L’ordinanza 207 della Corte Costituzionale, depositata giovedì 18 luglio, riporta le cifre della guerra in corso: nel 2007 i precari plurititolati, con alle spalle anche più di un concorso, sospesi tra la disoccupazione e un posto a termine, erano 233.886. Nel 2012 erano già diminuiti a 125.934. Nel prossimo triennio saranno ancora di meno. La causa principale di questa decimazione sono i tagli da 8,5 miliardi di euro alla scuola dal 2008 daTremonti e Gelmini. E poi ci sono anche gli effetti della riforma Fornero delle pensioni che, come alla fine ha ammesso anche il ministro dell’Istruzione Maria Chiara Carrozza in un’intervista a Repubblica Tv due giorni fa, dimezza le assunzioni dei docenti e del personale Ata stabilite dalla Gelmini con un piano triennale nel 2011.

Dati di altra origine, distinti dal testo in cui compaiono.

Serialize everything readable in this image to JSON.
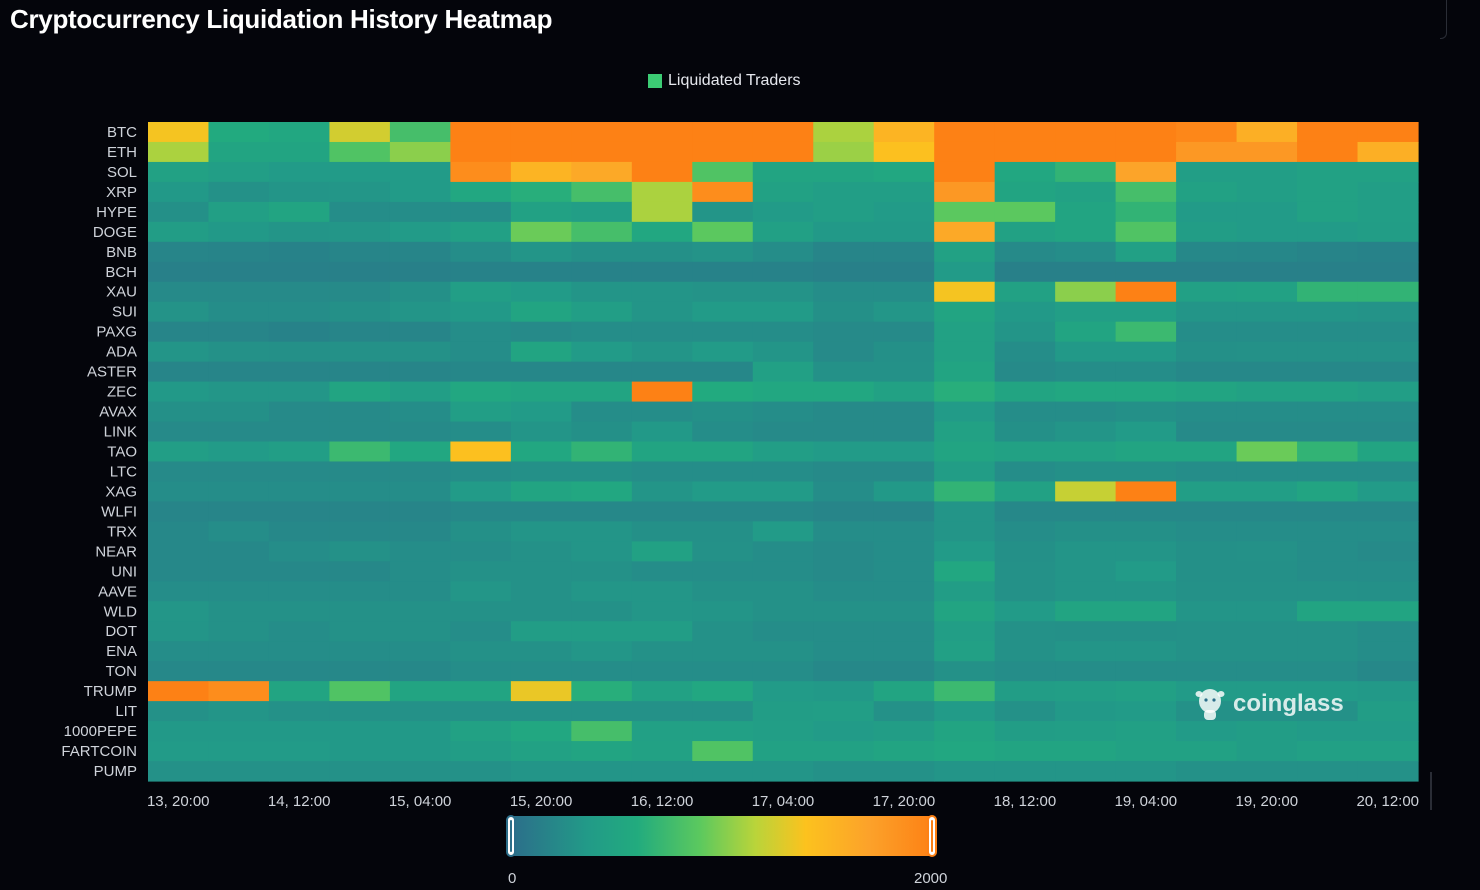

Duplice sarà il risultato: da un lato, la riforma costringerà il personale in età da pensione a restare in servizio. Dall’altro lato, prolungherà di decenni una delle anomalie della pubblica amministrazione italiana: le graduatorie con migliaia di docenti che vantano un diritto all’assunzione rifiutato dallo Stato per motivi economici, contravvenendo sia al dettato costituzionale che alla direttiva europea numero 70 del 1999 che proibisce la reiterazione dei contratti a termine oltre 36 mesi da parte dello Stato. Un’abitudine che conviene anche al governo Letta. Nel Dl lavoro in attesa di conversione al Senato si contravviene alla stessa direttiva sull’«acausalità» dei contratti a termine. Questo significa che la situazione dei precari della scuola riguarderà presto tutti i precari italiani.

L’ordinanza della Corte Costituzionale rovescia una decisione presa dalla Cassazione nel 2012 (sentenza 1027) e chiede alla Corte di giustizia dell’Unione Europea di esprimersi sulla stabilizzazione di chi lavora da tre anni in maniera continuativa. La Cassazione aveva difeso la legge 106 del luglio 2011 con la quale il governo Berlusconi aveva aggirato la direttiva europea. Una norma che ha subìto negli ultimi tempi un vero bombardamento da parte di migliaia di docenti che hanno ottenuto dallo Stato risarcimenti da centinaia di migliaia di euro. Se la pregiudiziale sollevata dalla Consulta verrà giudicata ammissibile, le norme ideate dallo Stato per disattendere al suo mandato saranno ufficialmente incostituzionali, così come le politiche adottate dai governi di ogni colore che hanno creato l’esercito di riserva dei precari di Stato.
Il ricorso alla Corte Europea per la stabilizzazione è il cavallo di battaglia di un piccolo, ma combattivo, sindacato della scuola, l’Anief di Marcello Pacifico. «Speriamo di porre fine alla piaga del precariato e di stabilizzare i supplenti sui posti vacanti o disponibili» ha detto Pacifico. Per lui non bastano le 15 mila assunzioni promesse dalla Carrozza e nemmeno gli 11.542 docenti che vinceranno il «concorsone» senza però che ci siano i posti a disposizione per assumerli. Dello stesso parere sono altri sindacati della scuola, come la Gilda e la Flc-Cgil.

Conteranno qualcosa questi pronunciamenti in una democrazia condizionata dai dettami dell’austerità, peraltro in attesa di subire tagli epocali, privatizzazioni e svendite del suo patrimonio per ridurre il debito pubblico di 45 miliardi all’anno per i prossimi venti? Probabilmente no, ma per il momento l’ ordinanza della Consulta ha stabilito il principio per cui lo Stato non può disattendere alle «finalità di politica sociale» in nome del «risparmio delle risorse pubbliche».